American pressure forced the Australian purchase of the F-111 and now the F-35, it pushed the construction or purchase of larger submarines resulting in the Collins Class lemon, and now a new generation of submarines. They made acceptance of the Pine Gap spy and control facility a test of the Alliance. Operation of that facility and access to the information it gleans is entirely on their terms – hardly an ideal strategic outcome for Australia.
Turnbull says he could work with Trump, but how could anyone? The man is disagreeable and offensive.
Paradoxically for a Republican, Trump has tapped into white blue-collar and redneck fears of a loss of economic and social standing; they fear being a minority in their own US of A. This mood and Trumps fostering of it is dangerously destabilising and could lead to social unrest, whether Trump wins or loses the genie is out of the bottle.
Where would the US head with Trump as president? Trump does not like China, and may ramp up efforts to counter what he sees as unreasonable Chinese trade policies and its regional expansion moves. For Australia it remains all the way with the USA, for better or for worse.

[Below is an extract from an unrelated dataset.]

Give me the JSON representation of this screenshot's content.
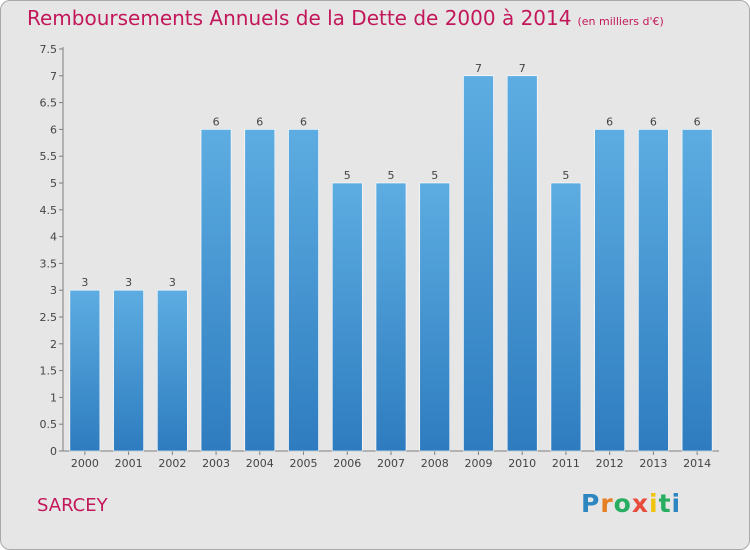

Many years ago Australia, through its key federal public departments, universities and independent think tanks, might have sought to act as a broker or to convene a permanent regional structure for ongoing dialogue to reduce and redirect tension. Nuanced and subtlety no longer seems to figure in Australia's strategic thinking.
Now it appears as if we are irretrievably bound up in the fate of America, like a vassal state tied to a tottering Roman empire.
Bruce Haigh is a political commentator and retired diplomat.